This past weekend, David Simon, the executive producer of HBO's The Wire, and a former newspaper reporter, had an opinion piece in the Washington Post decrying the state of the newspaper business, saying:
"Isn't the news itself still valuable to anyone? In any format, through any medium -- isn't an understanding of the events of the day still a salable commodity? Or were we kidding ourselves? Was a newspaper a viable entity only so long as it had classifieds, comics and the latest sports scores? It's hard to say that, even harder to think it. By that premise, what all of us pretended to regard as a viable commodity -- indeed, as the source of all that was purposeful and heroic -- was, in fact, an intellectual vanity."
It's a rather common refrain, but to understand the challenges the newspaper business faces, it's important to dispel some of the myths that are a part of that refrain. The first is a concept that is quite important, but often gets lost: price and value are two separate things. They are not the same. Value drives demand -- but price is set by the intersection of demand and supply. If supply is abundant, it's not going to matter how valuable your product is, price will get pushed towards zero. So, Simon is incorrect in thinking that news isn't valuable or that it was an "intellectual vanity" to think so. News and reporting are valuable. The problem, though, is that it's quite abundant these days, and so the price that people are willing to pay gets pushed towards zero.

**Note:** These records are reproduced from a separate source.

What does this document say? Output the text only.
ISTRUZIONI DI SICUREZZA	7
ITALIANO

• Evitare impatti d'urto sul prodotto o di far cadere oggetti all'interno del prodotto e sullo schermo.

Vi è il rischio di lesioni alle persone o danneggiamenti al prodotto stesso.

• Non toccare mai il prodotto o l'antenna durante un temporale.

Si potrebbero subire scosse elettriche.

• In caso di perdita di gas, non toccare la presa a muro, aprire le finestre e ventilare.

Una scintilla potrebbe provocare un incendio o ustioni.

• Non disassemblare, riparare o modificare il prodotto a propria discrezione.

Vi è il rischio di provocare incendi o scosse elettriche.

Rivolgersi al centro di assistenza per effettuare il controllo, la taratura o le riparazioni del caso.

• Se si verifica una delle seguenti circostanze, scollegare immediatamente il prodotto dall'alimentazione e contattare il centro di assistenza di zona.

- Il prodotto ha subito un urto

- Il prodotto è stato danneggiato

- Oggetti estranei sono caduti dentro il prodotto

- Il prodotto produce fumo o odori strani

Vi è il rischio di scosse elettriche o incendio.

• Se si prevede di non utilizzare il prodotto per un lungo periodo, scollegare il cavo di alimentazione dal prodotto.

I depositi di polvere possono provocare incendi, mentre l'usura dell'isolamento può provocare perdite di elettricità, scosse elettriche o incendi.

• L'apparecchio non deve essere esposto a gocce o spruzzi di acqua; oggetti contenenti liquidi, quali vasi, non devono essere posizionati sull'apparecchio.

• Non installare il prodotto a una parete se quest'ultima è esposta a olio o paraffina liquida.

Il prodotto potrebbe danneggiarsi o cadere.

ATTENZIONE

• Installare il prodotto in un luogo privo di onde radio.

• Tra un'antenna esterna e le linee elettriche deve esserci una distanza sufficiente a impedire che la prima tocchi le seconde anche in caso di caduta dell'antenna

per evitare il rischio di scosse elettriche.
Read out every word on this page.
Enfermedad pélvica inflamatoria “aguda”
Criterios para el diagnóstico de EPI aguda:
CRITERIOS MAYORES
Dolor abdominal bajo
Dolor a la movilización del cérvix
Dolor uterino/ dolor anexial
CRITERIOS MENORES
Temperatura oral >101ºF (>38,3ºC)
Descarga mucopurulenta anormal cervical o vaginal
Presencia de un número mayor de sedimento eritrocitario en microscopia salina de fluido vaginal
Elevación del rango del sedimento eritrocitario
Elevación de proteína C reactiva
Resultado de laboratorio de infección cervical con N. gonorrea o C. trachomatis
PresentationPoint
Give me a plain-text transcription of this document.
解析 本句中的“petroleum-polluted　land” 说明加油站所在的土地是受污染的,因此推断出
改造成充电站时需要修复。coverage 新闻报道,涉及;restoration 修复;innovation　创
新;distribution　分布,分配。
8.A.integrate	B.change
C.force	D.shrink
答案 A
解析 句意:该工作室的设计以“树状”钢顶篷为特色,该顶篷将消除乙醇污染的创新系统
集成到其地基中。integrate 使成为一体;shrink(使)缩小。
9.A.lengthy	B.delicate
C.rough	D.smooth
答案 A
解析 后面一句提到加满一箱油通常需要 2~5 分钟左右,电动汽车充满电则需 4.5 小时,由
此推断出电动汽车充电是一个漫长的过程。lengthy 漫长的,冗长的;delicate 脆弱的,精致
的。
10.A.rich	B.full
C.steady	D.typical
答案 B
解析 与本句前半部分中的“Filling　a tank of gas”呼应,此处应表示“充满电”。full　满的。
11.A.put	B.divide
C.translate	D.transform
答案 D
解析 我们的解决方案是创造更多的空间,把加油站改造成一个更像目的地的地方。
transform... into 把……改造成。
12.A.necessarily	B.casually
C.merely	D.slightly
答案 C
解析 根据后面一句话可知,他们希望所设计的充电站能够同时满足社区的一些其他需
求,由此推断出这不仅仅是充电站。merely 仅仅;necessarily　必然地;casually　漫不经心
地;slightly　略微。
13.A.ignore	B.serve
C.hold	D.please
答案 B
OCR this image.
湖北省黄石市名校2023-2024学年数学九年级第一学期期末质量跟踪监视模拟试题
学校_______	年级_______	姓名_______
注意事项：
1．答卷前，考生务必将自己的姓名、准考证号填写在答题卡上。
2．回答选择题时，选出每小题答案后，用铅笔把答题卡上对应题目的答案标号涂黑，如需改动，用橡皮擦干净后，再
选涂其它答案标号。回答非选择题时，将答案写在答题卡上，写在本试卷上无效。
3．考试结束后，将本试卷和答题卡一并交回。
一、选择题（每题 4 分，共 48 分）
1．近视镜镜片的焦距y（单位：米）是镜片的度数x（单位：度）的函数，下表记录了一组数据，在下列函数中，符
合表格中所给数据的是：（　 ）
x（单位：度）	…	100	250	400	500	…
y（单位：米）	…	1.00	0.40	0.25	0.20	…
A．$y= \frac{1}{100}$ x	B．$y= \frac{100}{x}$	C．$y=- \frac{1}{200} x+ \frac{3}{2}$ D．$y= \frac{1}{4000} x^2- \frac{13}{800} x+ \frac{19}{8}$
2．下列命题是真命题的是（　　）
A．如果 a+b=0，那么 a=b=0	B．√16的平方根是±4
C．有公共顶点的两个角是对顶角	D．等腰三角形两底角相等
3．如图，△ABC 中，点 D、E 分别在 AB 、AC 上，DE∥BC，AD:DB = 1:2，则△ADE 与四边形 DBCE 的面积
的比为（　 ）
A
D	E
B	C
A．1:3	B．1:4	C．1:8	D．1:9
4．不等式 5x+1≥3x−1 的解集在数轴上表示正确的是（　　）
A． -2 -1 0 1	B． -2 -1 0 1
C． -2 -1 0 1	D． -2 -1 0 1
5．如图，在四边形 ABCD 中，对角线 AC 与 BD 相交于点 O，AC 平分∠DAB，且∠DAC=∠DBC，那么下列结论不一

That's not necessarily a bad thing. While Simon goes on to complain about the state of news coverage today, the problem isn't that people don't value the news, but that the people who run newspapers haven't figured out how to properly adjust to the marketplace they're facing. We're seeing plenty of evidence that there's lots of money to be made in the news business, for those who understand how the market is changing and how to embrace it. There are plenty of ways to provide news the way people want to consume (and interact with) the news, rather than doing it the same way it was done for decades. It's not that news isn't valuable. It's that newspapers haven't figured out how to adapt to the changing market.